There, in the middle of the barn, hung Brittany and Eddie, naked, and soaking wet. Each of their hands had been pierced by a heavy hook attached to the end of a rope draped over the main beam running along the length of the barn’s roof. Their feet did not quite reach the floor, and little drops of blood were forming pools in the dirt and straw below them. Their wide eyes looked down at Margaret with pleading agony, but, although their jaws worked, no sound came from their open mouths. Wires and tubes protruded from every orifice of their young bodies and electrical patches had been sewn over their hearts. Looking up, Margaret saw that the two were connected to a machine humming and whirring from the hayloft in the back of the barn. Kal stood to one side of the couple, dressed in what looked to be a tattered blue hospital gown, but thicker, like the heavy saddle his mother used on Bess when she rode into town sometimes. In his hand was a long stick, made out of wire twined tightly together. It sizzled and glowed like a firebrand.

“Ma, you should have stayed in bed,” Kal said calmly, his voice muffled by the mask covering his nose and mouth. At least she thought it was Kal’s voice, but she was having difficulty seeing his eyes through the strange glasses covering most of his face.

“Maybe they’is such a thing as aliens,” she croaked, her throat too raw from screaming to be heard above the sounds coming from the machine behind Kal. Finally she managed, “What’you doin’ son?” the leather whip hung limp in her hand, all the anger drained away to make room for the terror that now filled her body, causing her to shake uncontrollably.
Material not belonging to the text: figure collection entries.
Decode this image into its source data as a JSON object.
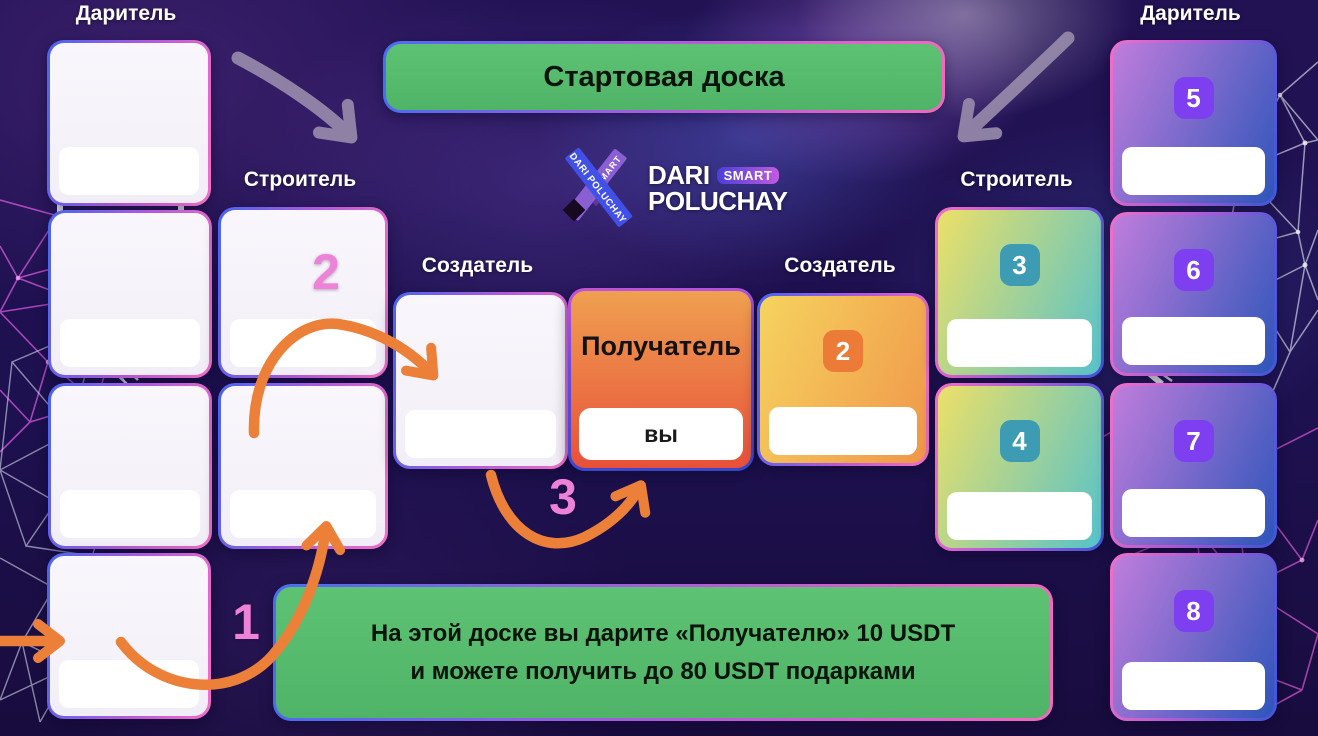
{
  "title_banner": {
    "text": "Стартовая доска"
  },
  "logo": {
    "dari": "DARI",
    "smart_badge": "SMART",
    "poluchay": "POLUCHAY",
    "ribbon_dari_poluchay": "DARI POLUCHAY",
    "ribbon_smart": "SMART"
  },
  "role_labels": {
    "giver_left": "Даритель",
    "builder_left": "Строитель",
    "creator_left": "Создатель",
    "creator_right": "Создатель",
    "builder_right": "Строитель",
    "giver_right": "Даритель"
  },
  "receiver_card": {
    "title": "Получатель",
    "name": "вы"
  },
  "step_markers": {
    "step1": "1",
    "step2": "2",
    "step3": "3"
  },
  "numbered_cards": {
    "creator_right": "2",
    "builder_right_top": "3",
    "builder_right_bottom": "4",
    "giver_right_1": "5",
    "giver_right_2": "6",
    "giver_right_3": "7",
    "giver_right_4": "8"
  },
  "footer_banner": {
    "line1": "На этой доске вы дарите «Получателю» 10 USDT",
    "line2": "и можете получить до 80 USDT подарками"
  },
  "colors": {
    "background": "#1e1150",
    "banner_green": "#57bd6c",
    "banner_border_blue": "#4a6df0",
    "banner_border_pink": "#f06ac0",
    "white_card": "#f6f3f9",
    "receiver_gradient_top": "#efa050",
    "receiver_gradient_bottom": "#e8503a",
    "creator_card_left": "#f6d35f",
    "creator_card_right": "#f0964a",
    "builder_card_left": "#ece068",
    "builder_card_right": "#56c2ca",
    "giver_card_left": "#c07ddc",
    "giver_card_right": "#2e55ba",
    "badge_orange": "#ec7b38",
    "badge_teal": "#3d9cb4",
    "badge_violet": "#7d3ff0",
    "step_number_pink": "#ee82d9",
    "arrow_orange": "#ec8038",
    "arrow_gray": "#9b8fae",
    "network_pink": "#cf56d8",
    "network_white": "#dfe2f0",
    "logo_ribbon_blue": "#4150e6",
    "logo_ribbon_purple": "#8a5fd4"
  }
}
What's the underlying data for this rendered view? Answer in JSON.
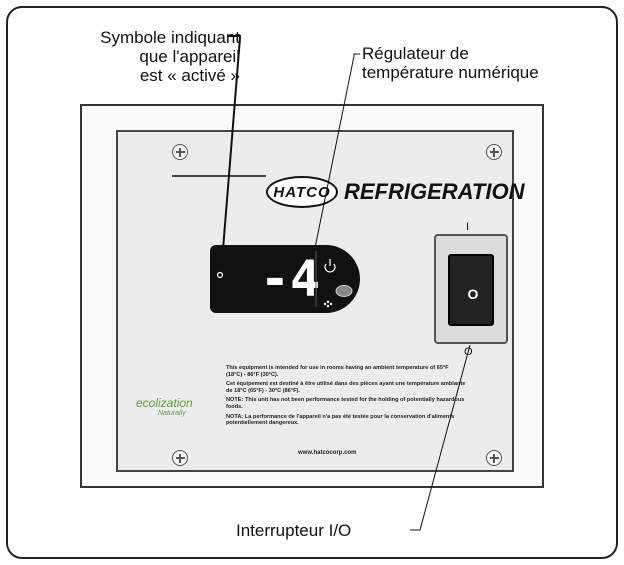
{
  "callouts": {
    "on_symbol": [
      "Symbole indiquant",
      "que l'appareil",
      "est « activé »"
    ],
    "temp_controller": [
      "Régulateur de",
      "température numérique"
    ],
    "io_switch": "Interrupteur I/O"
  },
  "panel": {
    "logo_text": "HATCO",
    "brand_title": "REFRIGERATION",
    "display_reading": "-4",
    "switch": {
      "top_mark": "I",
      "rocker_label": "O",
      "bottom_mark": "O"
    },
    "notice": [
      "This equipment is intended for use in rooms having an ambient temperature of 65°F (18°C) - 86°F (30°C).",
      "Cet équipement est destiné à être utilisé dans des pièces ayant une température ambiante de 18°C (65°F) - 30°C (86°F).",
      "NOTE: This unit has not been performance tested for the holding of potentially hazardous foods.",
      "NOTA: La performance de l'appareil n'a pas été testée pour la conservation d'aliments potentiellement dangereux."
    ],
    "website": "www.hatcocorp.com",
    "eco_logo": {
      "main": "ecolization",
      "sub": "Naturally"
    }
  }
}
“It’s called an experiment, Ma. Do you know what that is? It’s when you study something and then write about it. I decided what to write about – Grace helped me figure it out. Grace, Ma! Grace is going to make me the most famous scientist in the world. Imagine that, Ma, your son, famous!” Kal’s voice rose steadily into a shrill screech the longer he raved.

As Kal looked back and forth between his mother and his subjects, the light from the stick in his hand reflected off of the thick glasses, casting bright spots of light onto the straw at his mother’s feet, across the barn wall, and along the length of the two bodies hanging silent and terrified before her. Suddenly Margaret Patterson fell to her hands and knees, retching. As if that were his cue, Kal walked over to her and placed the end of the stick on the exposed area at the back of her neck. Sparks of electricity flew from her eyes, mouth, and fingertips as she convulsed once, then fell, smoking, to the bloody barn floor at his feet.

“Now,” Kal said, turning back to Eddie and Brittany, “Shall we continue?”